Quant à l’Union européenne, on ressent hélas que rien n’a fonctionné comme on aurait été en droit de l’attendre. Ce qui a manqué à l’Europe, c’est une coordination des réponses concernant tant les mesures sanitaires que les achats de matériel, et la coordination des industries. Assurer un approvisionnement à prix compétitifs dans des quantités suffisantes, sur des marchés soudainement très concurrentiels, aurait été extrêmement important.

La pandémie engendre de terribles problèmes économiques déjà très visibles sur le plan du chômage et de la fermeture d’entreprises, d’hôtels, de restaurants. Les premières estimations pour le premier semestre, à l’image de l’ensemble de la planète, indiquent une forte chute du PIB et on peut prévoir une récession économique exceptionnellement accablante. Le Portugal sera particulièrement touché par la baisse du tourisme – selon les dernières données officielles, le secteur du tourisme a contribué à hauteur de 14,6% au PIB en 2018.

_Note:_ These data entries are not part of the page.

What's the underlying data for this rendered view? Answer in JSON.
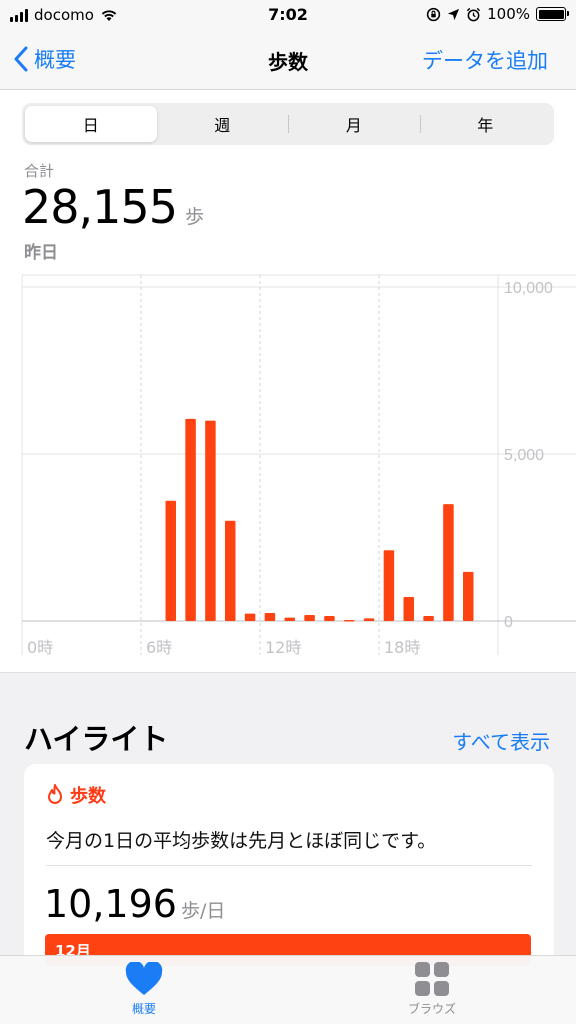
{
  "status_bar": {
    "carrier": "docomo",
    "time": "7:02",
    "battery": "100%",
    "signal_bars": 4
  },
  "nav": {
    "back_label": "概要",
    "title": "歩数",
    "add_label": "データを追加"
  },
  "segments": [
    {
      "label": "日",
      "active": true
    },
    {
      "label": "週",
      "active": false
    },
    {
      "label": "月",
      "active": false
    },
    {
      "label": "年",
      "active": false
    }
  ],
  "summary": {
    "total_label": "合計",
    "value": "28,155",
    "unit": "歩",
    "date_label": "昨日"
  },
  "chart_data": {
    "type": "bar",
    "x_tick_labels": [
      "0時",
      "6時",
      "12時",
      "18時"
    ],
    "y_tick_labels": [
      "10,000",
      "5,000",
      "0"
    ],
    "ylim": [
      0,
      10000
    ],
    "hours": [
      0,
      1,
      2,
      3,
      4,
      5,
      6,
      7,
      8,
      9,
      10,
      11,
      12,
      13,
      14,
      15,
      16,
      17,
      18,
      19,
      20,
      21,
      22,
      23
    ],
    "values": [
      0,
      0,
      0,
      0,
      0,
      0,
      0,
      3600,
      6050,
      6000,
      3000,
      220,
      240,
      100,
      180,
      150,
      30,
      80,
      2120,
      720,
      150,
      3500,
      1470,
      0
    ],
    "bar_color": "#ff4212",
    "grid": true
  },
  "highlights": {
    "title": "ハイライト",
    "show_all": "すべて表示",
    "card": {
      "category": "歩数",
      "text": "今月の1日の平均歩数は先月とほぼ同じです。",
      "value": "10,196",
      "unit": "歩/日",
      "bar_label": "12月"
    }
  },
  "tabbar": {
    "summary_label": "概要",
    "browse_label": "ブラウズ"
  },
  "colors": {
    "accent": "#1a7df5",
    "bar": "#ff4212",
    "secondary_text": "#8e8e93"
  }
}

Dans ce contexte, un programme sur le modèle du Plan Marshall pour l’Europe semble absolument nécessaire. L’Union européenne a les moyens nécessaires. Après tout, les Traités fondateurs pointent dans le sens que l’Union se construit sur des objectifs de solidarité et bien-être des peuples de ses États membres.

On ressent que, paradoxalement, quelques- uns de ces pays, qui se trouvent parmi les grands bénéficiaires du marché unique, continuent à refuser de prendre des mesures exceptionnelles qui seraient nécessaires pour que l’Europe puisse maintenir son niveau de vie et son rôle prépondérant dans le monde. Les mesures issues de la réunion de l’Eurogroupe et présentées comme un accord acceptable, ainsi que la promesse d’une conditionnalité très assouplie, ne représentent désormais pas assez.

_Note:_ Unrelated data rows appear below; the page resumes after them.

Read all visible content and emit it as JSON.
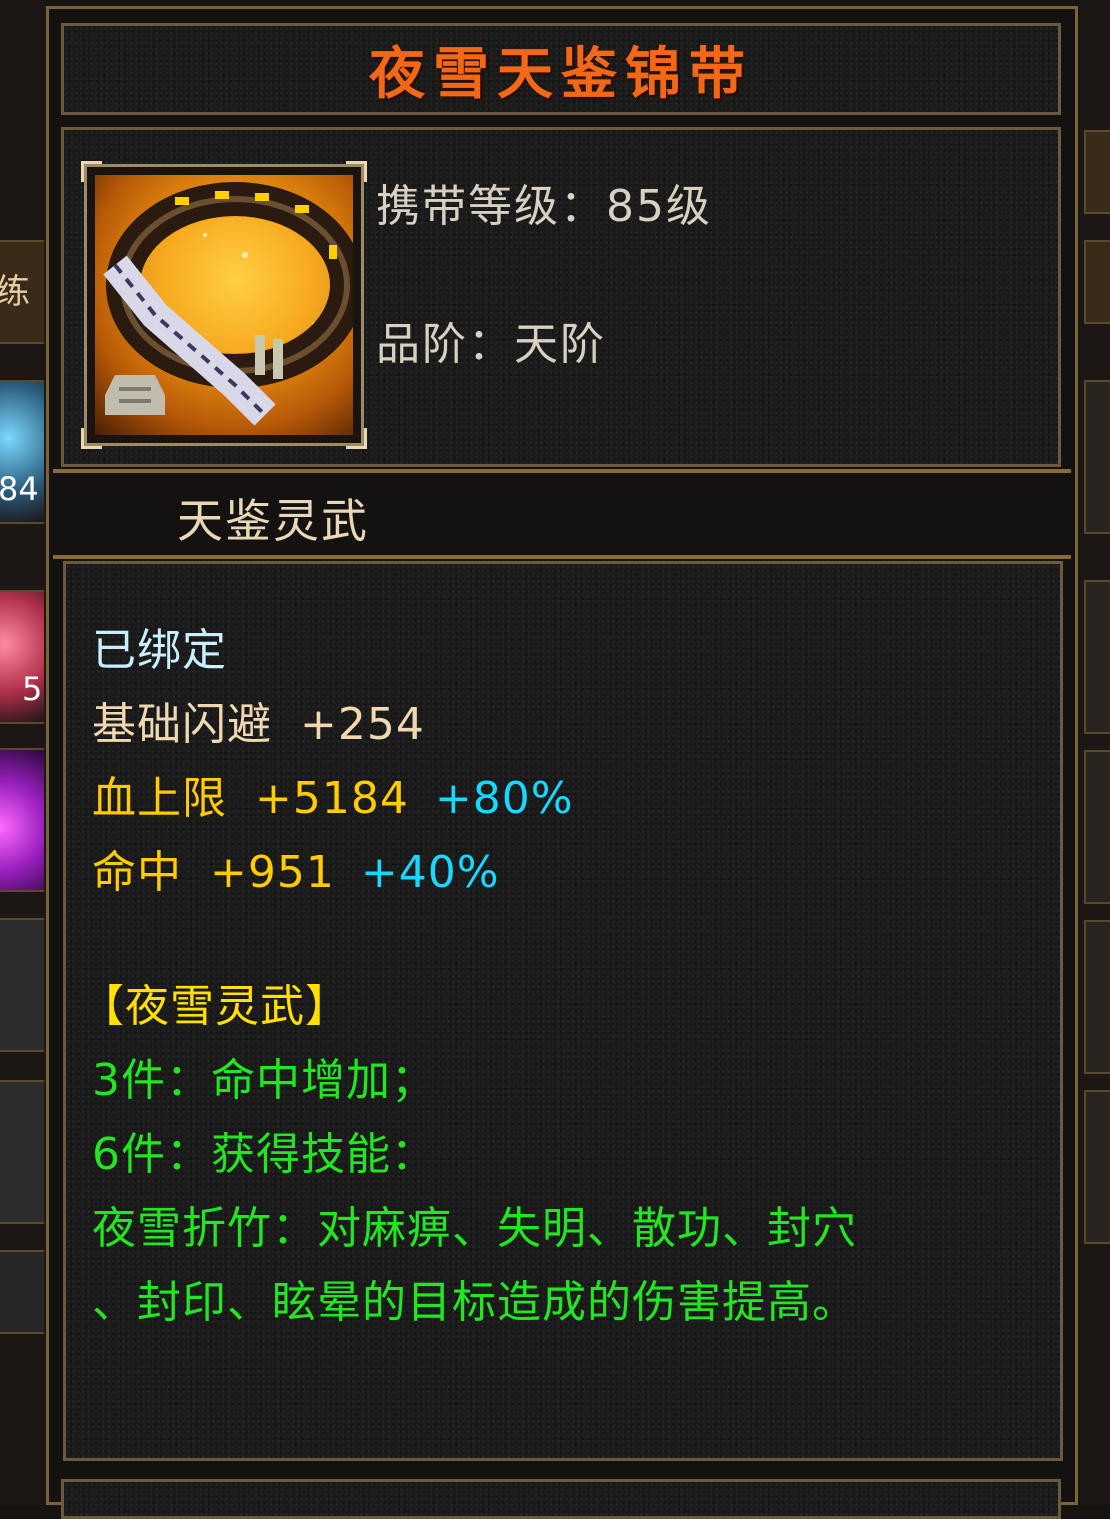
{
  "item": {
    "name": "夜雪天鉴锦带",
    "icon": "belt-icon",
    "level_line": "携带等级：85级",
    "grade_line": "品阶：天阶",
    "series": "天鉴灵武"
  },
  "stats": {
    "bound": "已绑定",
    "dodge_label": "基础闪避",
    "dodge_value": "+254",
    "hp_label": "血上限",
    "hp_value": "+5184",
    "hp_bonus": "+80%",
    "hit_label": "命中",
    "hit_value": "+951",
    "hit_bonus": "+40%"
  },
  "set_bonus": {
    "title": "【夜雪灵武】",
    "piece3": "3件：命中增加；",
    "piece6": "6件：获得技能：",
    "skill_line1": "夜雪折竹：对麻痹、失明、散功、封穴",
    "skill_line2": "、封印、眩晕的目标造成的伤害提高。"
  },
  "colors": {
    "title": "#f06818",
    "bound": "#c8f0ff",
    "stat_gold": "#ffcc00",
    "bonus_cyan": "#18d8ff",
    "set_yellow": "#ffe000",
    "set_green": "#22e622"
  },
  "background_ui": {
    "left_partial_1": "练",
    "left_partial_2": "84",
    "left_partial_3": "5"
  }
}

Vu du Portugal, la réponse, sous-entendant que la mutualisation de la dette est toujours hors de question, est un pas trop timide. Il faut dire que cela s’ajoute au souvenir que la plupart des Portugais gardent de la gestion de la crise économique de 2008 un goût plutôt amer.

Eduardo Paz Ferreira est professeur à la faculté de droit de l’université de Lisbonne, dont il préside l’Institut européen. Il est également président de l’Institut de droit économique, financier et fiscal (IDEFF).